What is the Standard Aid Index (SAI)?

The Standard Aid Index, known formerly as the Expected Family Contribution (EFC), is the new standard for determining financial aid for students on the 2024 – 25 FAFSA, which is expected to launch in December 2023. This new measurement for financial aid is part of the FAFSA simplification efforts that have been in process over the last few years. It differs from the EFC in that the SAI will show how much aid a student is eligible for versus how much a family can contribute toward college costs. Whereas applicants could receive an EFC as low as 0, the SAI can be as low as -$1,500, which helps to account for other education expenses that may not be included in the cost of attendance. For students that truly need a great deal of aid to attend college, it will be more favorable in helping them pay for all of their expenses. Student whose families fall under a specific Adjusted Gross Income (AGI) threshold will automatically qualify for the Pell Grant, which they will know before submitting their FAFSA. There are also applicants who will qualify for Pell Grants, though they may not know until they receive their SAR, which comes within a few days after the FAFSA is submitted.

FAFSA Opens Doors to All Types of Financial Aid for Students

Because filling out the FAFSA does not require parents to pay for school, there is no harm in filling this form out for your child, even when you don’t plan to pay anything toward their higher education. It does, however, harm them to not complete the FAFSA. When you do not complete the FAFSA, colleges cannot determine whether your child is eligible for financial aid. If there is no form on file, there are no grants or work- study jobs on campus for them because a student cannot file a FAFSA without parents. If you or your child attempts to contact the financial aid office to get financial aid, they will first ask if you have filed a FAFSA. And if you haven’t, they will instruct you to do so. There are also scholarships that require students to show proof of financial need, and how do they do that? By completing the FAFSA.

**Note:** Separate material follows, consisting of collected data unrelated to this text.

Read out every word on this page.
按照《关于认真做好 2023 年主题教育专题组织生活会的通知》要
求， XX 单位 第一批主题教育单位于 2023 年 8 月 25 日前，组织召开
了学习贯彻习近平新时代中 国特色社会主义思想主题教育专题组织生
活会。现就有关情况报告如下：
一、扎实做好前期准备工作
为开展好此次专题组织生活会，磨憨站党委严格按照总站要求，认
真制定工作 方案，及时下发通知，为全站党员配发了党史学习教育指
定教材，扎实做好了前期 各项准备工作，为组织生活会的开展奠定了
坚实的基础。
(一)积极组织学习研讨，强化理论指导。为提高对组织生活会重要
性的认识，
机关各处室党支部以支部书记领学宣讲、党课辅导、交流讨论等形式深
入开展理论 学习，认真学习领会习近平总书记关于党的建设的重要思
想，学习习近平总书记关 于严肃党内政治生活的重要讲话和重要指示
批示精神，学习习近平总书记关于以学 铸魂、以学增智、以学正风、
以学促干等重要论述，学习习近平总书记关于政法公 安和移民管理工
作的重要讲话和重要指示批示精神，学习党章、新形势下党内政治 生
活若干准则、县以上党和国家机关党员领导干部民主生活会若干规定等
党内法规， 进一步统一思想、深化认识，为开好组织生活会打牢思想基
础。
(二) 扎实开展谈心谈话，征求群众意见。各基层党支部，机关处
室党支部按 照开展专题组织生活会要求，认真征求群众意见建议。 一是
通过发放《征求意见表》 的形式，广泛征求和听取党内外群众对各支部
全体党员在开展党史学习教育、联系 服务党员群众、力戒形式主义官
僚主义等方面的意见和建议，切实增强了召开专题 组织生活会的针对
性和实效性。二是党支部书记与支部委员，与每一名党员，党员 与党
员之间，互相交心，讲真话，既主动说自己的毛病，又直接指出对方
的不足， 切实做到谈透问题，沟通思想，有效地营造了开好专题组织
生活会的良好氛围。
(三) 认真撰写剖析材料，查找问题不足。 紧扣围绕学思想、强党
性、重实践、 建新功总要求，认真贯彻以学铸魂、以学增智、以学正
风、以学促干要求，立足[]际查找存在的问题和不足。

FAFSA for Parents: Filing Tips

The FAFSA gets a lot of flak, but it’s never been easier for parents to file. To prepare your family for the FAFSA application, follow these steps:
  1. Have conversations about the cost of college and who is paying before you submit the form.
  2. Determine whether your child is dependent or independent on the FAFSA. If they qualify as an independent student, they may be eligible for more financial aid).
  3. Research who should fill out the FAFSA if parents are divorced, separated, or unmarried.
  4. Gather everything you need to file the form. Pro tip: use our FAFSA checklist.
  5. File the FAFSA as soon as possible after October 1 since many states and the federal government award financial aid on a first-come, first-serve basis.
  6. Double check your FAFSA for errors before submitting.
If you have FAFSA questions, do not hesitate to reach out to Student Aid, your high school guidance counselor, or your child’s college. These professionals are here to assist students and their parents with the FAFSA, so please utilize them. Your child’s financial aid chances may depend on it.